Harvey v. Blockbuster, Inc., No. 05-1606, 2005 WL 186936 (D.N.J. Aug. 8, 2005).
This federal district court decision from New Jersey holds that a consumer action pursued by the state’s Attorney General is not a “class action” under the Class Action Fairness Act. The opinion by U. S. District Judge Mary L. Cooper makes some key points regarding the interplay between CAFA and consumer suits pursued by state officials.

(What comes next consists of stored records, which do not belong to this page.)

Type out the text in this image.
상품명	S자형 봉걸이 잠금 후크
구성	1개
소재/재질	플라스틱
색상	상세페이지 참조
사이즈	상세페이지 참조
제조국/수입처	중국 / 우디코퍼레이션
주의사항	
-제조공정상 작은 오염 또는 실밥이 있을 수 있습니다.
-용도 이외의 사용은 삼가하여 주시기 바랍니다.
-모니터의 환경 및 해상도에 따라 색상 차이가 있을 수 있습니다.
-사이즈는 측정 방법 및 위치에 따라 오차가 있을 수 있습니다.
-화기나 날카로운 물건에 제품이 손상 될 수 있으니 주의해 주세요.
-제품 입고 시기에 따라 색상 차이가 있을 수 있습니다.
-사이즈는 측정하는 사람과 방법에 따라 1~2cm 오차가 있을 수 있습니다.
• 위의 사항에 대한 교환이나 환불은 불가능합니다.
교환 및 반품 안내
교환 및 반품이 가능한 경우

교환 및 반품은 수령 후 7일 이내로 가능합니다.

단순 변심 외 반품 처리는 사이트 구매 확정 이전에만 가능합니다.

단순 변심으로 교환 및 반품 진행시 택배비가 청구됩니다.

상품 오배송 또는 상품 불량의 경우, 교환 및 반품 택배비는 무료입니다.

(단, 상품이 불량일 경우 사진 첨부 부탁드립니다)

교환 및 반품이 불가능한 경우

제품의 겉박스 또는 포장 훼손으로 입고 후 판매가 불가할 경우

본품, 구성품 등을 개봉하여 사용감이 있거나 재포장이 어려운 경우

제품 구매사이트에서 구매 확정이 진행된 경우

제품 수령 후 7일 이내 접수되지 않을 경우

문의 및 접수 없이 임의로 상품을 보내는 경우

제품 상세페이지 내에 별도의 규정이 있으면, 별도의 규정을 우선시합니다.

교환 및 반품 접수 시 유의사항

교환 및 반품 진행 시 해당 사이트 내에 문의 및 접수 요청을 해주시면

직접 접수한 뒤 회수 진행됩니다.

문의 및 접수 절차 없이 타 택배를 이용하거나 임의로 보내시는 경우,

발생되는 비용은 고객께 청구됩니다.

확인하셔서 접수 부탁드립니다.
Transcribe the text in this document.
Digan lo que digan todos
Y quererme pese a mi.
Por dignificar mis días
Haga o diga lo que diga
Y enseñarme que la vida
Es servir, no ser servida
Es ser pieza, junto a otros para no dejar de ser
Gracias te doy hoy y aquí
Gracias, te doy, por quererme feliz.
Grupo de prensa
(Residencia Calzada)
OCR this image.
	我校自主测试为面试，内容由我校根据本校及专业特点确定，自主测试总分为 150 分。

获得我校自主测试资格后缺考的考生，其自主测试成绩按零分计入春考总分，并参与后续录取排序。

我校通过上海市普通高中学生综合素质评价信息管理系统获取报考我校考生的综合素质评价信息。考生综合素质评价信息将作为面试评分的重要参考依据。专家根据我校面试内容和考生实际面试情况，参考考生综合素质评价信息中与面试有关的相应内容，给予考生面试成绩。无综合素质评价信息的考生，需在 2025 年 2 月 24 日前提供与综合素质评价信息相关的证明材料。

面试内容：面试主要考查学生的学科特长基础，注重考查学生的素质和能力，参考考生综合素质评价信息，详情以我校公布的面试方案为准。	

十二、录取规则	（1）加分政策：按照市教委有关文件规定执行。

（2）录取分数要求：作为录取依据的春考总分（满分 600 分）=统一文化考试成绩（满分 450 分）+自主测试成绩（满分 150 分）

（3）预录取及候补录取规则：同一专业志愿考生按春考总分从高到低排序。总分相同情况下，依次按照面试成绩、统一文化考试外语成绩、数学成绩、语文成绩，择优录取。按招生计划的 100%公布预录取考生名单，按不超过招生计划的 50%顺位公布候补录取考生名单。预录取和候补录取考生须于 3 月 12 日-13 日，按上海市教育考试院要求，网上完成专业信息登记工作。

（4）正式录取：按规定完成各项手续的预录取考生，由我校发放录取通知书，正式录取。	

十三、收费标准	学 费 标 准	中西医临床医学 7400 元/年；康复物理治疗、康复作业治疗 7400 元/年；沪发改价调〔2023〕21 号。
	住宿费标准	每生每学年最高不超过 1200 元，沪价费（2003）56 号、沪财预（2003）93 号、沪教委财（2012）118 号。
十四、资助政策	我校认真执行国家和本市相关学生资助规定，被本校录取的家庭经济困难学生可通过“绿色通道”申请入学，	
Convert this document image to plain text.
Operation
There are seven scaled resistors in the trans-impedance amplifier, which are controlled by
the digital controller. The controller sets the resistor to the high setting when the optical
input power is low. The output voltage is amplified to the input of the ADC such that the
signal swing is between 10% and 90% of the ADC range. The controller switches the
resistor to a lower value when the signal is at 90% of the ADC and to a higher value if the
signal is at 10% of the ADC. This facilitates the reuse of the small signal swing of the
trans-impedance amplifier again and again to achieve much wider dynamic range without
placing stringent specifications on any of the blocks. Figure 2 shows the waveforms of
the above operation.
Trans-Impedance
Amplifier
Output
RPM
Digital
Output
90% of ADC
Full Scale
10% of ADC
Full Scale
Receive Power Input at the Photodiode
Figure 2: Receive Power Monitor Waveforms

Here, New Jersey Attorney General Peter C. Harvey and New Jersy Acting Director of Consumer Affairs Jeffrey C. Burstein sued Blockbuster in state court on the day of CAFA’s enactment, claiming that Blockbuster violated the New Jersey Consumer Fraud Act by failing to properly disclose the terms of the company’s “End of Late Fees” policy. Blockbuster then removed the action to federal court under CAFA, and argued against remand on the grounds that the case was essentially a class action on behalf of the state’s citizen consumers. Blockbuster also contended that Congress intended that CAFA cover consumer actions pursued by states’ attorneys general, by rejecting an exception that would have excluded them from the new law’s coverage. Both parties stipulated that there was no federal question jurisdiction under Section 1331.
The court rejected both of Blockbuster’s arguments, holding that the suit is not a class action under CAFA, and specifically under 28 U.S.C. 1332(d), since the state invoked its power parens patriae, rather than serving in a representative capacity for a class of citizens. Since a state or its alter ego is not a “citizen” for diversity purposes, the action also fails to meet minimum diversity requirements, Judge Cooper explained. “This is not an action between citizens of different states; rather, it is between a state and a citizen of another state.”
Judge Cooper, in her memorandum opinion, relied extensively on the Legislative History of CAFA regarding representative actions brought by state attorneys general not being class actions under CAFA. She also denied the plaintiffs’ motion for attorneys fees and costs, finding that Blockbuster had made a good faith argument in its removal, since the case law regarding Section 1332(d)was lacking at the time of removal.